VirFinder arguments:
  --virfinder_pvalue VIRFINDER_PVALUE
                        VirFinder statistical test threshold [Default: 0.05]
  --mmseqs2_evalue MMSEQS2_EVALUE
                        Maximum accepted E-value in the MMseqs2 search. Used by genomad annotate when VirFinder is used as binning algorithm [Default: 1e-3]
  --use_qvalue          Use qvalue (FDR) instead of pvalue
  --use_minimal_database_for_taxonomy
                        Use a smaller marker database to annotate proteins. This will make execution faster but sensitivity will be reduced.
  --virfinder_options VIRFINDER_OPTIONS
                        VirFinder | More options (e.g. --arg 1 ) [Default: '']

CheckV arguments:
  --checkv_options CHECKV_OPTIONS
                        CheckV | More options (e.g. --arg 1 ) [Default: '']
  --multiplier_viral_to_host_genes MULTIPLIER_VIRAL_TO_HOST_GENES
                        Minimum number of viral genes [Default: 5]
  --checkv_completeness CHECKV_COMPLETENESS
                        Minimum completeness [Default: 50.0]
  --checkv_quality CHECKV_QUALITY
                        Comma-separated string of acceptable arguments between {High-quality,Medium-quality,Complete} [Default: High-quality,Medium-quality,Complete]
  --miuvig_quality MIUVIG_QUALITY
                        Comma-separated string of acceptable arguments between {High-quality,Medium-quality,Complete} [Default: High-quality,Medium-quality,Complete]

featureCounts arguments:
  --long_reads          featureCounts | Use this if long reads are being used
  --featurecounts_options FEATURECOUNTS_OPTIONS
                        featureCounts | More options (e.g. --arg 1 ) [Default: ''] | http://bioinf.wehi.edu.au/featureCounts/

Copyright 2021 Josh L. Espinoza (jespinoz@jcvi.org)

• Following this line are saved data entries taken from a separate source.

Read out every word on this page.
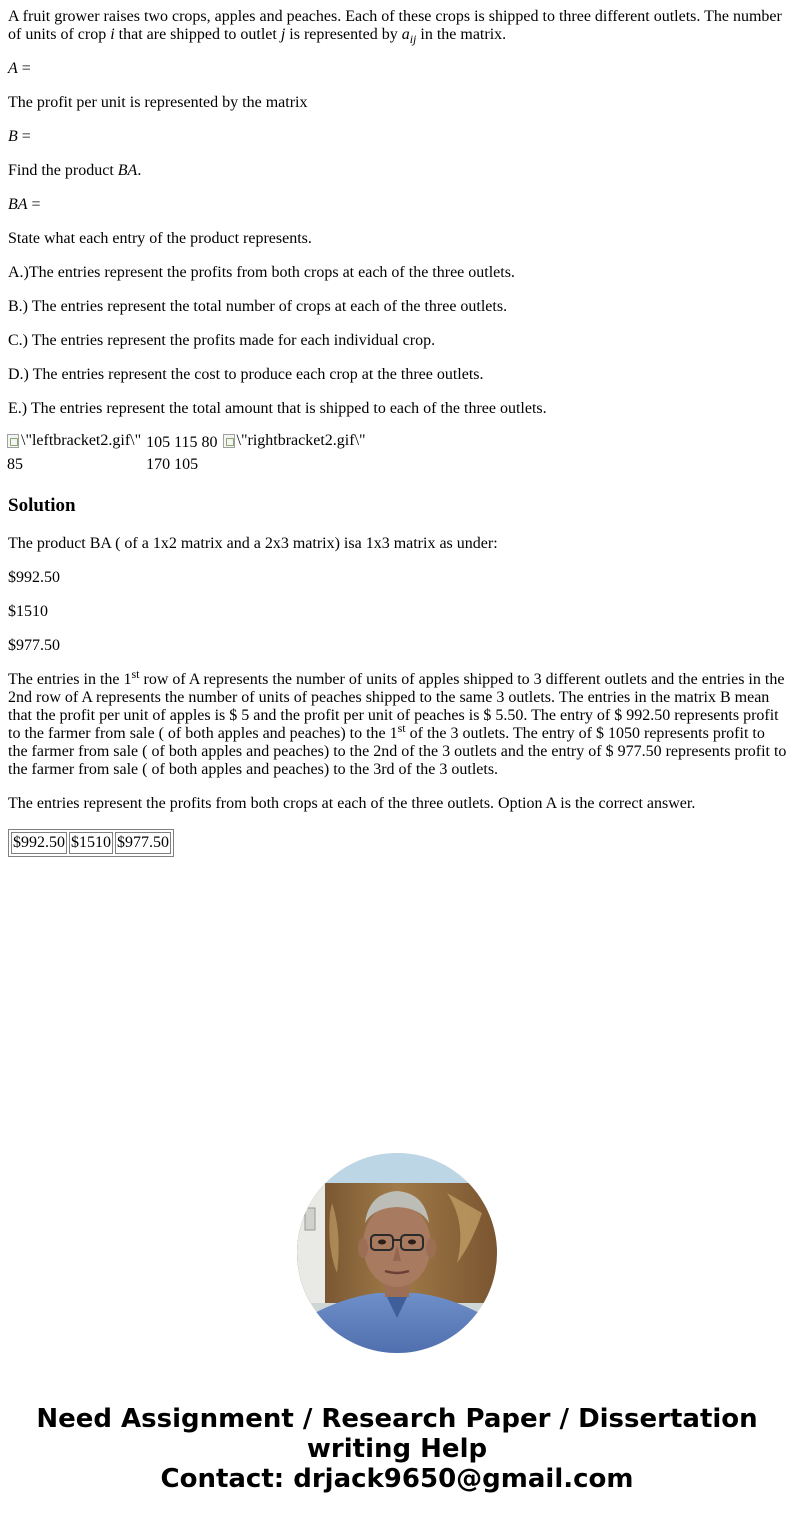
A fruit grower raises two crops, apples and peaches. Each of these crops is shipped to three different outlets. The number of units of crop i that are shipped to outlet j is represented by $a_{ij}$ in the matrix.

A =

The profit per unit is represented by the matrix

B =

Find the product BA.

BA =

State what each entry of the product represents.

A.)The entries represent the profits from both crops at each of the three outlets.

B.) The entries represent the total number of crops at each of the three outlets.

C.) The entries represent the profits made for each individual crop.

D.) The entries represent the cost to produce each crop at the three outlets.

E.) The entries represent the total amount that is shipped to each of the three outlets.

\"leftbracket2.gif\"	105 115 80	\"rightbracket2.gif\"

85	170 105	
Solution

The product BA ( of a 1x2 matrix and a 2x3 matrix) isa 1x3 matrix as under:

$992.50

$1510

$977.50

The entries in the 1st row of A represents the number of units of apples shipped to 3 different outlets and the entries in the 2nd row of A represents the number of units of peaches shipped to the same 3 outlets. The entries in the matrix B mean that the profit per unit of apples is $ 5 and the profit per unit of peaches is $ 5.50. The entry of $ 992.50 represents profit to the farmer from sale ( of both apples and peaches) to the 1st of the 3 outlets. The entry of $ 1050 represents profit to the farmer from sale ( of both apples and peaches) to the 2nd of the 3 outlets and the entry of $ 977.50 represents profit to the farmer from sale ( of both apples and peaches) to the 3rd of the 3 outlets.

The entries represent the profits from both crops at each of the three outlets. Option A is the correct answer.

$992.50	$1510	$977.50
Need Assignment / Research Paper / Dissertation
writing Help
Contact: drjack9650@gmail.com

Thanks in advance for your help.

jolespin commented 5 months ago

Apologies for the delay. For some reason I’m not getting notifications for new issues. Here’s a docker tutorial I made but I’m going to make a simplified version next week along with a YouTube video walking through the process: https://github.com/jolespin/veba/blob/main/walkthroughs/docs/adapting_commands_for_docker.md

jolespin commented 5 months ago

Also, I don’t have a singularity tutorial yet but here is a thread where myself and another researcher implemented VEBA via singularity using 2 different approaches: https://github.com/jolespin/veba/issues/45#issuecomment-1933221335

feel free to reopen if this doesn’t address your questions.